Em 2018, houve desdobramentos nos tribunais. Em março, o 1º Grupo Criminal do Tribunal de Justiça do Rio Grande do Sul (TJRS) negou o recurso do Ministério Público, que tentava reverter a decisão que suspendeu o julgamento popular para os quatro réus do caso.

Isso ocorreu após o TJ ter acolhido, em dezembro de 2017, um pedido dos réus, afastando o dolo eventual – quando o réu assume o risco de matar –, determinando, assim, que eles seriam julgados por um juiz, por homicídio simples, e não por voto popular.

Diante do pedido negado, o Ministério Público e a Associação dos Parentes das Vítimas e Sobreviventes da Tragédia de Santa Maria (AVTSM) interpuseram Recursos Especiais e Extraordinários junto ao Superior Tribunal de Justiça (STJ) e ao Supremo Tribunal Federal (STF), para tentar reverter a decisão do TJ.
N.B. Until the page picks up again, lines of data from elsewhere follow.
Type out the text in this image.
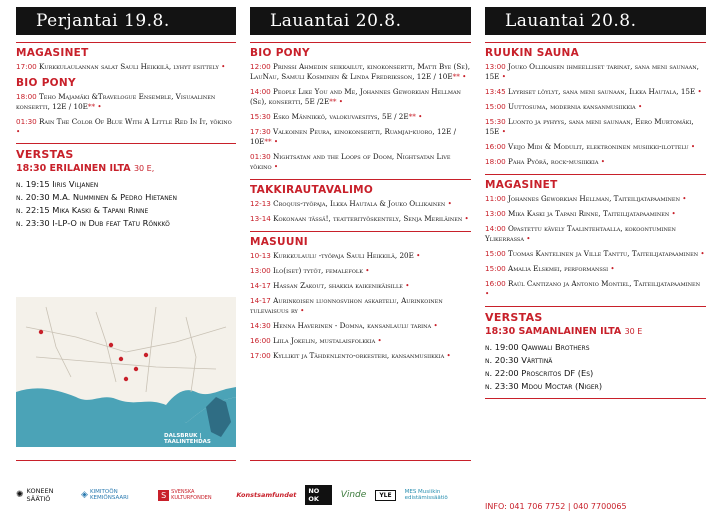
Perjantai 19.8.
MAGASINET
17:00 Kurkkulaulannan salat Sauli Heikkilä, lyhyt esittely •
BIO PONY
18:00 Teho Majamäki &Travelogue Ensemble, Visuaalinen konsertti, 12E / 10E** •
01:30 Rain The Color Of Blue With A Little Red In It, yökino •
VERSTAS
18:30 ERILAINEN ILTA 30 E,
n. 19:15 Iiris Viljanen
n. 20:30 M.A. Numminen & Pedro Hietanen
n. 22:15 Mika Kaski & Tapani Rinne
n. 23:30 I-LP-O in Dub feat Tatu Rönkkö
DALSBRUK | TAALINTEHDAS
Lauantai 20.8.
BIO PONY
12:00 Prinssi Ahmedin seikkailut, kinokonsertti, Matti Bye (Se), LauNau, Samuli Kosminen & Linda Fredriksson, 12E / 10E** •
14:00 People Like You and Me, Johannes Geworkian Hellman (Se), konsertti, 5E /2E** •
15:30 Esko Männikkö, valokuvaesitys, 5E / 2E** •
17:30 Valkoinen Peura, kinokonsertti, Ruamjai-kuoro, 12E / 10E** •
01:30 Nightsatan and the Loops of Doom, Nightsatan Live yökino •
TAKKIRAUTAVALIMO
12-13 Croquis-työpaja, Ilkka Hautala & Jouko Ollikainen •
13-14 Kokonaan tässä!, teatterityöskentely, Senja Meriläinen •
MASUUNI
10-13 Kurkkulaulu -työpaja Sauli Heikkilä, 20E •
13:00 Ilo(iset) tytöt, femalefolk •
14-17 Hassan Zakout, shakkia kaikenikäisille •
14-17 Aurinkoisen luonnosvihon askartelu, Aurinkoinen tulevaisuus ry •
14:30 Henna Haverinen - Domna, kansanlaulu tarina •
16:00 Liila Jokelin, mustalaisfolkkia •
17:00 Kyllikit ja Tähdenlento-orkesteri, kansanmusiikkia •
Lauantai 20.8.
RUUKIN SAUNA
13:00 Jouko Ollikaisen ihmeelliset tarinat, sana meni saunaan, 15E •
13:45 Lyyriset löylyt, sana meni saunaan, Ilkka Hautala, 15E •
15:00 Uuttosuma, modernia kansanmusiikkia •
15:30 Luonto ja pyhyys, sana meni saunaan, Eero Murtomäki, 15E •
16:00 Veijo Midi & Modulit, elektroninen musiikki-ilottelu •
18:00 Paha Pyörä, rock-musiikkia •
MAGASINET
11:00 Johannes Geworkian Hellman, Taiteilijatapaaminen •
13:00 Mika Kaski ja Tapani Rinne, Taiteilijatapaaminen •
14:00 Opastettu kävely Taalintehtaalla, kokoontuminen Ylikerrassa •
15:00 Tuomas Kantelinen ja Ville Tanttu, Taiteilijatapaaminen •
15:00 Amalia Elskmei, performanssi •
16:00 Raúl Cantizano ja Antonio Montiel, Taiteilijatapaaminen •
VERSTAS
18:30 SAMANLAINEN ILTA 30 E
n. 19:00 Qawwali Brothers
n. 20:30 Värttinä
n. 22:00 Proscritos DF (Es)
n. 23:30 Mdou Moctar (Niger)
INFO: 041 706 7752 | 040 7700065
✺ KONEEN SÄÄTIÖ	◈ KIMITOÖN KEMIÖNSAARI	S	SVENSKA KULTURFONDEN	Konstsamfundet	NO OK	Vinde	YLE	MES Musiikin edistämissäätiö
Respondem por homicídio por dolo eventual Elisandro Spohr e Mauro Hoffmann, sócios da boate, e Marcelo Santos e Luciano Bonilha, integrantes da banda que tocava durante a festa.

Como está a boate Kiss atualmente. Há seis anos, incêndio no local, deixou mais de 240 mortos — Foto: Reprodução/RBS TV

Recurso especial ao STJ

O recurso especial está em andamento no Superior Tribunal de Justiça. Foi distribuído ao ministro Rogério Schietti Cruz, que, no dia 10 de janeiro, encaminhou para o Ministério Público Federal (MPF), que deve emitir um parecer.

“No trâmite do STJ quem atua é o Ministério Público Federal. Então, nós estamos em contato com eles, colocando nossas preocupações. Após o parecer deles, já pode voltar ao relator e ser colocado em julgamento em um prazo exíguo possível”, afirma o subprocurador-geral de Justiça para Assuntos Institucionais, Marcelo Dornelles.

O subprocurador explica porque o Ministério Público considera que o caso deve ir a julgamento popular. “Eles não se preocuparam com o resultado morte. Então, nós entendemos que houve muito mais que imprudência. O somatório de erros, de problemas, de más intenções que aconteceram levam que aquele resultado pode ser entendido como doloso”.

Após o resultado, o processo volta para o juízo de primeira instância, em Santa Maria, que deve marcar a data, seja do Tribunal do Júri – quando pessoas da comunidade participam da sentença – ou do julgamento por um juiz, conforme a decisão.

“Sendo procedente nosso recurso [que tramita no STJ], vai a julgamento popular em Santa Maria. Não sendo, vai voltar para nós acusarmos do outro crime que não seja contra vida, provavelmente o crime de incêndio seguido de morte”, acrescenta Dornelles.

O advogado de defesa das famílias, Ricardo Breier, adianta que, caso não ganhe o recurso reformando a decisão do TJ-RS, ingressará com novo pedido, dessa vez no Supremo Tribunal Federal (STF).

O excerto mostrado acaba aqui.